Got this from her just a bit ago -
"Oh wow I had no idea that it would be that much to make. yes I would still be interested in you trying to do with bulky yarn!!! Why don't you get me a quote on the materials and how much you would charge and then will go from there, thanks"
So I will just price out bulky yarn and labor for a throw.


----------



## Pearl B (Sep 27, 2008)

Thats probably for the best. If it was a wall hanging you wouldnt need to wash it like if it was a throw. I imagine that would get start getting pretty ratty after enough washing's.


----------



## lathermaker (May 7, 2010)

Add on a good piece for aggravation sake. Sounds like your friend doesn't have a clue as to how much it will cost for the raw materials....much less for labor!

Me personally....I would say NO.


----------



## mamajohnson (Nov 27, 2002)

Well, to make a comporable one out of bulky yarn it would still cost $75 for yarn! lol! She hasn't answered since she found out that the bulky one would be almost as expensive. 

I am finding out that folks want hand knit stuff, but when they see the price tag, they change their mind real quick. Friends and Strangers alike.


----------



## Pearl B (Sep 27, 2008)

People just dont often realize the cost of materials, let alone the labor.


----------



## SvenskaFlicka (Nov 2, 2011)

Indeed. I've been running into this with handwoven scarves for the past year. I have two I would love to sell for $75 each, but I have labels on them for $45. They always draw exclamations of how lovely they are, but so far, everyone thinks they are too pricey.
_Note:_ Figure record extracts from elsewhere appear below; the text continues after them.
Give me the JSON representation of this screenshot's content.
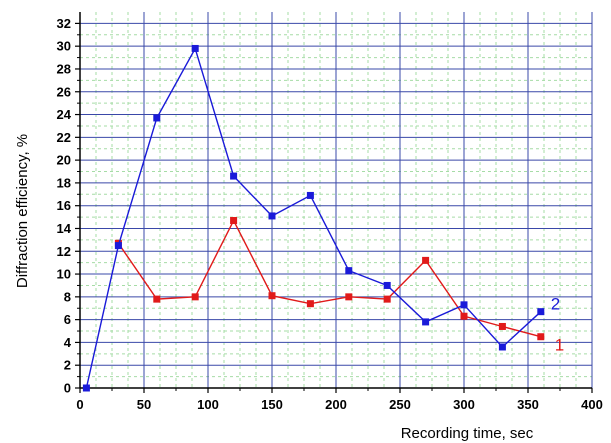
{
  "chart_data": {
    "type": "line",
    "xlabel": "Recording time, sec",
    "ylabel": "Diffraction efficiency, %",
    "xlim": [
      0,
      400
    ],
    "ylim": [
      0,
      33
    ],
    "x_major_ticks": [
      0,
      50,
      100,
      150,
      200,
      250,
      300,
      350,
      400
    ],
    "y_major_ticks": [
      0,
      2,
      4,
      6,
      8,
      10,
      12,
      14,
      16,
      18,
      20,
      22,
      24,
      26,
      28,
      30,
      32
    ],
    "x_minor_step": 12.5,
    "y_minor_step": 1,
    "grid": true,
    "colors": {
      "major_grid": "#3a48a8",
      "minor_grid": "#a6dca6",
      "axis": "#000000"
    },
    "series": [
      {
        "name": "1",
        "color": "#e11a1a",
        "x": [
          30,
          60,
          90,
          120,
          150,
          180,
          210,
          240,
          270,
          300,
          330,
          360
        ],
        "y": [
          12.7,
          7.8,
          8.0,
          14.7,
          8.1,
          7.4,
          8.0,
          7.8,
          11.2,
          6.3,
          5.4,
          4.5
        ]
      },
      {
        "name": "2",
        "color": "#1a1ad9",
        "x": [
          5,
          30,
          60,
          90,
          120,
          150,
          180,
          210,
          240,
          270,
          300,
          330,
          360
        ],
        "y": [
          0.0,
          12.5,
          23.7,
          29.8,
          18.6,
          15.1,
          16.9,
          10.3,
          9.0,
          5.8,
          7.3,
          3.6,
          6.7
        ]
      }
    ]
  }
}
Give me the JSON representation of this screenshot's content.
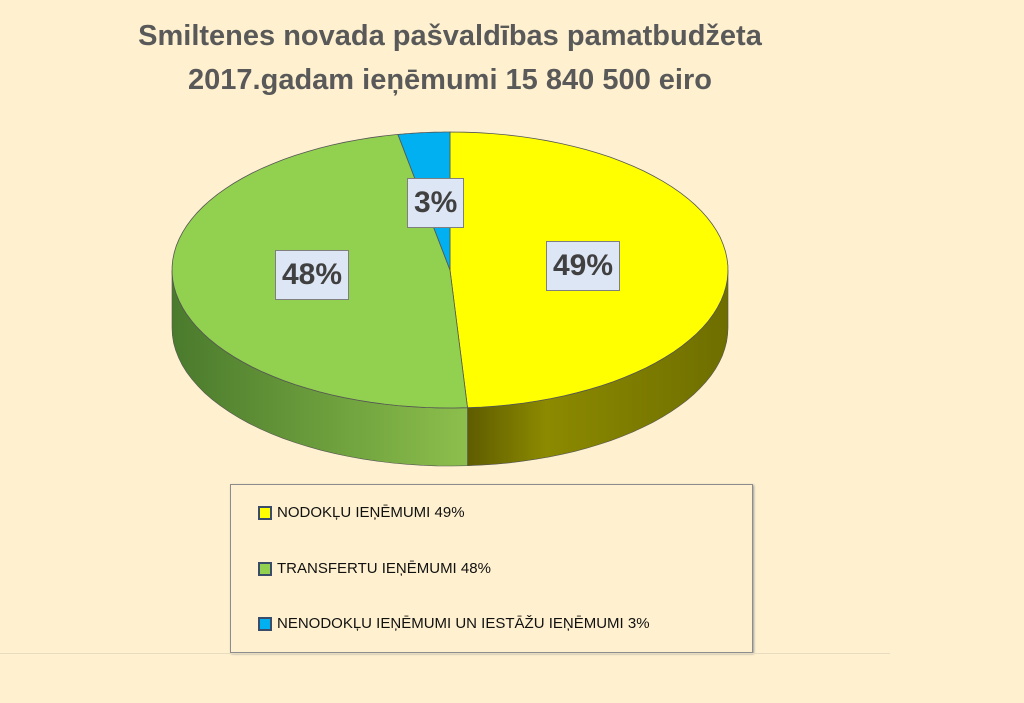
{
  "chart_data": {
    "type": "pie",
    "title": "Smiltenes novada pašvaldības pamatbudžeta 2017.gadam ieņēmumi 15 840 500 eiro",
    "title_lines": [
      "Smiltenes novada pašvaldības pamatbudžeta",
      "2017.gadam ieņēmumi 15 840 500 eiro"
    ],
    "style": "3d",
    "legend_position": "bottom",
    "slices": [
      {
        "name": "NODOKĻU IEŅĒMUMI 49%",
        "value": 49,
        "label": "49%",
        "color": "#ffff00",
        "side_color": "#7a7a00"
      },
      {
        "name": "TRANSFERTU IEŅĒMUMI 48%",
        "value": 48,
        "label": "48%",
        "color": "#92d050",
        "side_color": "#5f8c34"
      },
      {
        "name": "NENODOKĻU IEŅĒMUMI UN IESTĀŽU IEŅĒMUMI 3%",
        "value": 3,
        "label": "3%",
        "color": "#00b0f0",
        "side_color": "#0080b0"
      }
    ]
  }
}
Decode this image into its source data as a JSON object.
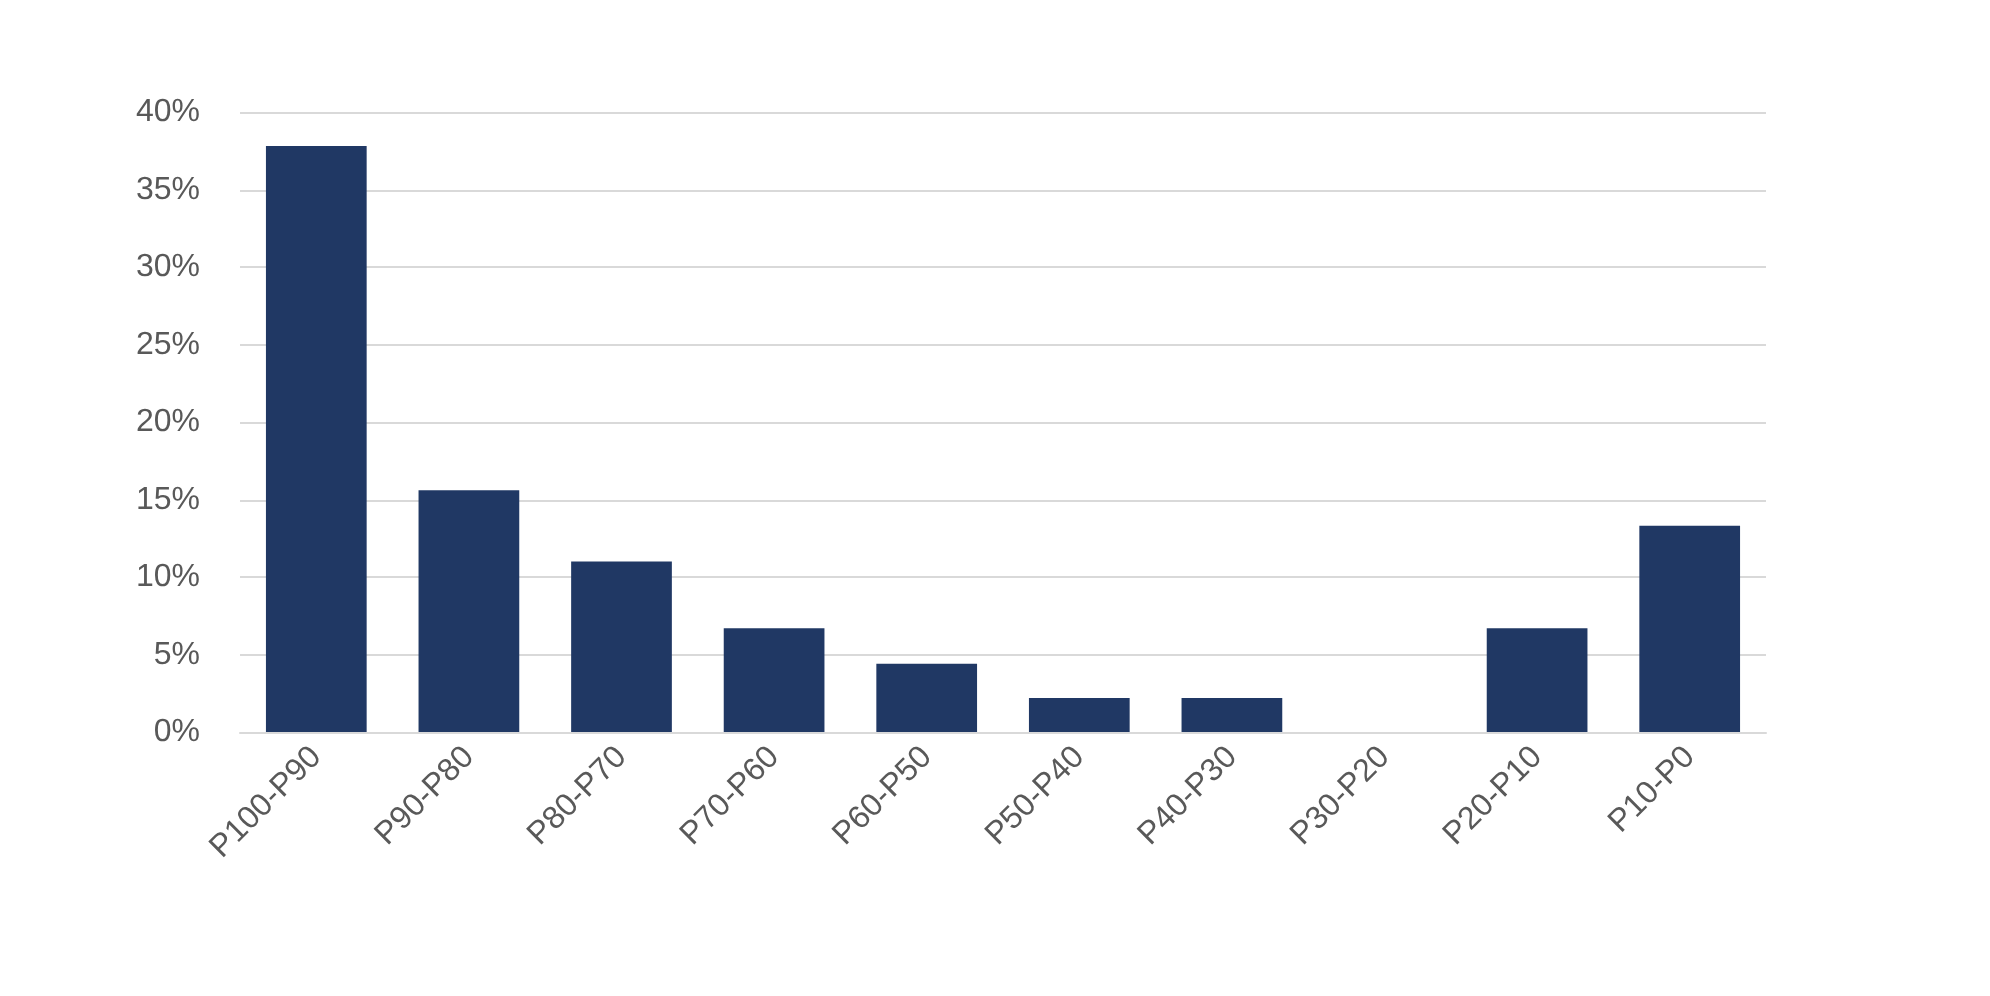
{
  "chart_data": {
    "type": "bar",
    "categories": [
      "P100-P90",
      "P90-P80",
      "P80-P70",
      "P70-P60",
      "P60-P50",
      "P50-P40",
      "P40-P30",
      "P30-P20",
      "P20-P10",
      "P10-P0"
    ],
    "values": [
      37.8,
      15.6,
      11.0,
      6.7,
      4.4,
      2.2,
      2.2,
      0,
      6.7,
      13.3
    ],
    "color": "#203864",
    "ylim": [
      0,
      40
    ],
    "yticks": [
      {
        "value": 0,
        "label": "0%"
      },
      {
        "value": 5,
        "label": "5%"
      },
      {
        "value": 10,
        "label": "10%"
      },
      {
        "value": 15,
        "label": "15%"
      },
      {
        "value": 20,
        "label": "20%"
      },
      {
        "value": 25,
        "label": "25%"
      },
      {
        "value": 30,
        "label": "30%"
      },
      {
        "value": 35,
        "label": "35%"
      },
      {
        "value": 40,
        "label": "40%"
      }
    ],
    "grid": "y"
  }
}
Just the yarn for each was about $20.  Then I had eight hours of weaving.


----------



## Pearl B (Sep 27, 2008)

I liken it to the gold rush. The people that got rich were the people selling the tools to dig for gold. 

Im hoping to sell hand dyed yarn and such, I wouldnt dream of making things in order to sell them. It just seldom happens. Unless its baby stuff. People will spend on that.


----------



## SvenskaFlicka (Nov 2, 2011)

Yep. I sell my yarns pretty easily, just not the finished product, lol. People these days are really getting into doing it themselves, which is awesome!


----------



## Falls-Acre (May 13, 2009)

I honestly don't find the blanket itself to be all that attractive, especially in the ribbed form. I couldn't picture it being used. Now as a wall hanging or talking piece, maybe. It kind of looks like something a giant would make!


----------



## mamajohnson (Nov 27, 2002)

I agree FAllsAcre!
I think she has decided on a bulky weight throw. I sent her some yarn links and I think she is going to order the yarn and have it shipped to me then send me a money order to knit it. I told her $50 to knit it. We shall see! She is looking at cabled throws, I sent some pattern pics. 
I think it would be easier than what DH and I have been doing.

We have disassembled a ladies porch (I hurt for 3 days afterwards!) and are about to lay some tile in her kitchen. Wonder how long THAT will make me hurt??? 

yep, I would rather knit or spin.


----------